Pertama, menerapkan pendekatan “modelling” dan “exemplary”.
Yakni mencoba dan membiasakan peserta didik dan lingkungan pendidikan secara
keseluruhan untuk menghidupkan dan menegakkan nilai-nilai yang benar dengan
memberikan model atau teladan. Dalam hal ini, setiap guru, tenaga administrasi
dan lain-lain di lingkungan sekolah haruslah menjadi “contoh teladan yang
hidup” bagi para peserta didik. Selain itu mereka harus siap untuk bersikap
terbuka dan mendiskusikan nilai-nilai yang baik tersebut dengan para peserta
didik. Dengan demikian terjadi proses internalisasi intelektual bagi peserta
didik.
Kedua, menjelaskan atau mengklarifikasikan secara terus menerus tentang
berbagai nilai yang baik atau buruk. Ini bisa dilakukan dengan langkah-langkah:
memberi ganjaran (prizing) dan menumbuh suburkan (cherising)
nilai-nilai baik; secara terbuka dan kontinu menegaskan nilai-nilai yang baik
dan buruk; memberikan kesempatan kepada peserta didik untuk memilih berbagai
alternarif sekap dan tindakan melakukan pilihan secara bebas setelah menimbang
berbagai konsekuensi dan setiap pilihan sikap dan tindakan; senantiasa
membiasakan bersikap dan bertindak atas niat baik, dan tujuan-tujuan ideal;
membiasakan bersikap dan bertindak dengan pola-pola yang baik, yang diualngi
terus menerus, dan konsisten.
Ketiga, menerapkan
pendidikan berdasarkan karakter (character based education). Hal ini
bisa dilakukan antara lain dengan sebisa mungkin memasukkan character based
approach ke dalam setiap pelajaran yang ada. Atau melakukan reorientasi
baru baik dari segi isi dan pendekatan terhadap matapelajaran yang relevan atau
berkaitan, seperti mata pelajaran pendidikan agama dan PPKN. Bahkan dalam
rumusan Diknas (2000), bias pula mencakup pelajaran Bahasa Indonesia,
Matematika, IPA, IPS, Penjaskes, KTK, dan mata pelajaran muatan local. Sekali
lagi, beberapa poin yang ditawarkan di atas juga tidaklah exhaustive; banyak
yang bisa ditambahkan. Tetapi jelas, poin-poin itu bukanlah instant solution.

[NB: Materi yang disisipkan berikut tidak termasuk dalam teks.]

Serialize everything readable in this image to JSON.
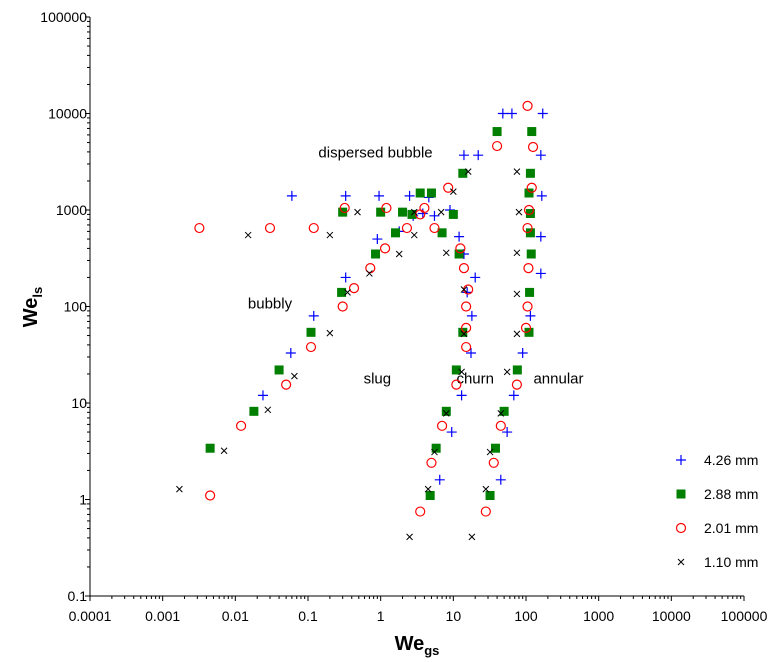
{
  "chart_data": {
    "type": "scatter",
    "x_scale": "log",
    "y_scale": "log",
    "xlim": [
      0.0001,
      100000
    ],
    "ylim": [
      0.1,
      100000
    ],
    "grid": false,
    "legend_position": "bottom-right",
    "xlabel": {
      "main": "We",
      "sub": "gs"
    },
    "ylabel": {
      "main": "We",
      "sub": "ls"
    },
    "x_ticks": [
      "0.0001",
      "0.001",
      "0.01",
      "0.1",
      "1",
      "10",
      "100",
      "1000",
      "10000",
      "100000"
    ],
    "y_ticks": [
      "0.1",
      "1",
      "10",
      "100",
      "1000",
      "10000",
      "100000"
    ],
    "regions": [
      {
        "label": "dispersed bubble",
        "x": 0.85,
        "y": 3500
      },
      {
        "label": "bubbly",
        "x": 0.03,
        "y": 95
      },
      {
        "label": "slug",
        "x": 0.9,
        "y": 16
      },
      {
        "label": "churn",
        "x": 20,
        "y": 16
      },
      {
        "label": "annular",
        "x": 280,
        "y": 16
      }
    ],
    "series": [
      {
        "name": "4.26 mm",
        "marker": "plus",
        "color": "#0000ff",
        "points": [
          [
            0.024,
            12
          ],
          [
            0.058,
            33
          ],
          [
            0.12,
            80
          ],
          [
            0.33,
            200
          ],
          [
            0.9,
            500
          ],
          [
            1.8,
            600
          ],
          [
            2.8,
            870
          ],
          [
            3.8,
            920
          ],
          [
            5.5,
            870
          ],
          [
            9,
            1000
          ],
          [
            12,
            530
          ],
          [
            14,
            350
          ],
          [
            15.5,
            140
          ],
          [
            18,
            80
          ],
          [
            20,
            200
          ],
          [
            17.5,
            33
          ],
          [
            13,
            12
          ],
          [
            9.5,
            5
          ],
          [
            6.5,
            1.6
          ],
          [
            0.06,
            1400
          ],
          [
            0.33,
            1400
          ],
          [
            0.95,
            1400
          ],
          [
            2.5,
            1400
          ],
          [
            4.6,
            1350
          ],
          [
            14,
            3700
          ],
          [
            22,
            3700
          ],
          [
            48,
            10000
          ],
          [
            64,
            10000
          ],
          [
            170,
            10000
          ],
          [
            160,
            3700
          ],
          [
            165,
            1400
          ],
          [
            160,
            530
          ],
          [
            160,
            220
          ],
          [
            115,
            80
          ],
          [
            90,
            33
          ],
          [
            68,
            12
          ],
          [
            55,
            5
          ],
          [
            45,
            1.6
          ]
        ]
      },
      {
        "name": "2.88 mm",
        "marker": "square",
        "color": "#007f00",
        "points": [
          [
            0.0045,
            3.4
          ],
          [
            0.018,
            8.2
          ],
          [
            0.04,
            22
          ],
          [
            0.11,
            54
          ],
          [
            0.29,
            140
          ],
          [
            0.85,
            350
          ],
          [
            1.6,
            580
          ],
          [
            2.7,
            900
          ],
          [
            3.5,
            1500
          ],
          [
            5.0,
            1500
          ],
          [
            7.0,
            580
          ],
          [
            12,
            350
          ],
          [
            13.5,
            54
          ],
          [
            11,
            22
          ],
          [
            8,
            8.2
          ],
          [
            5.8,
            3.4
          ],
          [
            4.8,
            1.1
          ],
          [
            0.3,
            950
          ],
          [
            1.0,
            950
          ],
          [
            2.0,
            950
          ],
          [
            10,
            900
          ],
          [
            13.5,
            2400
          ],
          [
            40,
            6500
          ],
          [
            120,
            6500
          ],
          [
            115,
            2400
          ],
          [
            110,
            1500
          ],
          [
            115,
            920
          ],
          [
            115,
            580
          ],
          [
            118,
            350
          ],
          [
            112,
            140
          ],
          [
            110,
            54
          ],
          [
            76,
            22
          ],
          [
            50,
            8.2
          ],
          [
            38,
            3.4
          ],
          [
            32,
            1.1
          ]
        ]
      },
      {
        "name": "2.01 mm",
        "marker": "circle",
        "color": "#ff0000",
        "points": [
          [
            0.0045,
            1.1
          ],
          [
            0.012,
            5.8
          ],
          [
            0.05,
            15.5
          ],
          [
            0.11,
            38
          ],
          [
            0.3,
            100
          ],
          [
            0.43,
            155
          ],
          [
            0.72,
            250
          ],
          [
            1.15,
            400
          ],
          [
            2.3,
            650
          ],
          [
            4.0,
            1050
          ],
          [
            8.5,
            1700
          ],
          [
            0.0032,
            650
          ],
          [
            0.03,
            650
          ],
          [
            0.12,
            650
          ],
          [
            0.32,
            1050
          ],
          [
            1.2,
            1050
          ],
          [
            3.5,
            900
          ],
          [
            5.5,
            650
          ],
          [
            12.5,
            400
          ],
          [
            14,
            250
          ],
          [
            16,
            150
          ],
          [
            15,
            100
          ],
          [
            15,
            60
          ],
          [
            15,
            38
          ],
          [
            11,
            15.5
          ],
          [
            7,
            5.8
          ],
          [
            5,
            2.4
          ],
          [
            3.5,
            0.75
          ],
          [
            40,
            4600
          ],
          [
            105,
            12000
          ],
          [
            125,
            4500
          ],
          [
            120,
            1700
          ],
          [
            110,
            1000
          ],
          [
            105,
            650
          ],
          [
            108,
            250
          ],
          [
            105,
            100
          ],
          [
            100,
            60
          ],
          [
            75,
            15.5
          ],
          [
            45,
            5.8
          ],
          [
            36,
            2.4
          ],
          [
            28,
            0.75
          ]
        ]
      },
      {
        "name": "1.10 mm",
        "marker": "cross",
        "color": "#000000",
        "points": [
          [
            0.0017,
            1.28
          ],
          [
            0.007,
            3.2
          ],
          [
            0.028,
            8.5
          ],
          [
            0.065,
            19
          ],
          [
            0.2,
            53
          ],
          [
            0.35,
            140
          ],
          [
            0.7,
            220
          ],
          [
            1.8,
            350
          ],
          [
            2.9,
            550
          ],
          [
            0.015,
            550
          ],
          [
            0.2,
            550
          ],
          [
            0.48,
            950
          ],
          [
            2.9,
            950
          ],
          [
            6.8,
            950
          ],
          [
            10,
            1550
          ],
          [
            16,
            2500
          ],
          [
            8,
            360
          ],
          [
            14,
            150
          ],
          [
            14,
            52
          ],
          [
            13,
            21
          ],
          [
            8,
            7.8
          ],
          [
            5.5,
            3.1
          ],
          [
            4.5,
            1.28
          ],
          [
            2.5,
            0.41
          ],
          [
            75,
            2500
          ],
          [
            80,
            950
          ],
          [
            75,
            360
          ],
          [
            75,
            135
          ],
          [
            75,
            52
          ],
          [
            55,
            21
          ],
          [
            45,
            7.8
          ],
          [
            32,
            3.1
          ],
          [
            28,
            1.28
          ],
          [
            18,
            0.41
          ]
        ]
      }
    ]
  }
}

Selain apa yang diajukan di atas, masih panjang jalan yang harus kita
tempuh.
Uraian diatas menjelaskan betapa pentingnya
membentuk akhlak dan budi pekerti peserta didik baik didalam lingkungan sekolah
maupun lingkungan masyarakat. Akhlak merupakan identitas seseorang baik atau
turuknya seseorang ditentukan oleh akhlak seseorang tersebut.
1. Tujuan Penulisan : Adanya penulisan ini diharapkan dapat
menyadarkan kita kembali dimana akhlak merupakan tombak hidup yang sangat
penting dalam menjalani aktivitas
sehari-hari, yang akan menentukan identitas seseorang, baik itu pendidik maupun
peserta didik. Semoga bisa menjadi renungan untuk memperbaiki cara mendidik
anak dengan baik, dan mengevaluasi pembelajaran yang telah selesai.
2. Kelebihan :
Memiliki muatan yang luas dan padat sehingga dapat menjadi masukan bagi
pendidik untuk mengubah cara mendidik akhlak anak, terlebih lagi didalamnya
terkandung makna yang dalam yang dapat memotivasi bagi pembacanya.
3.
Kekuatan : Memiliki jangkauan yang sangat
luas.
4. Kekurangan : Tidak adanya abstrak dan
dalil-dalil penguat tulisan ini berhubung tulisan ini mengenai tentang akhlak
dan budi pekerti hendaknya dimasukkan dalil Al-Quran dan hadits.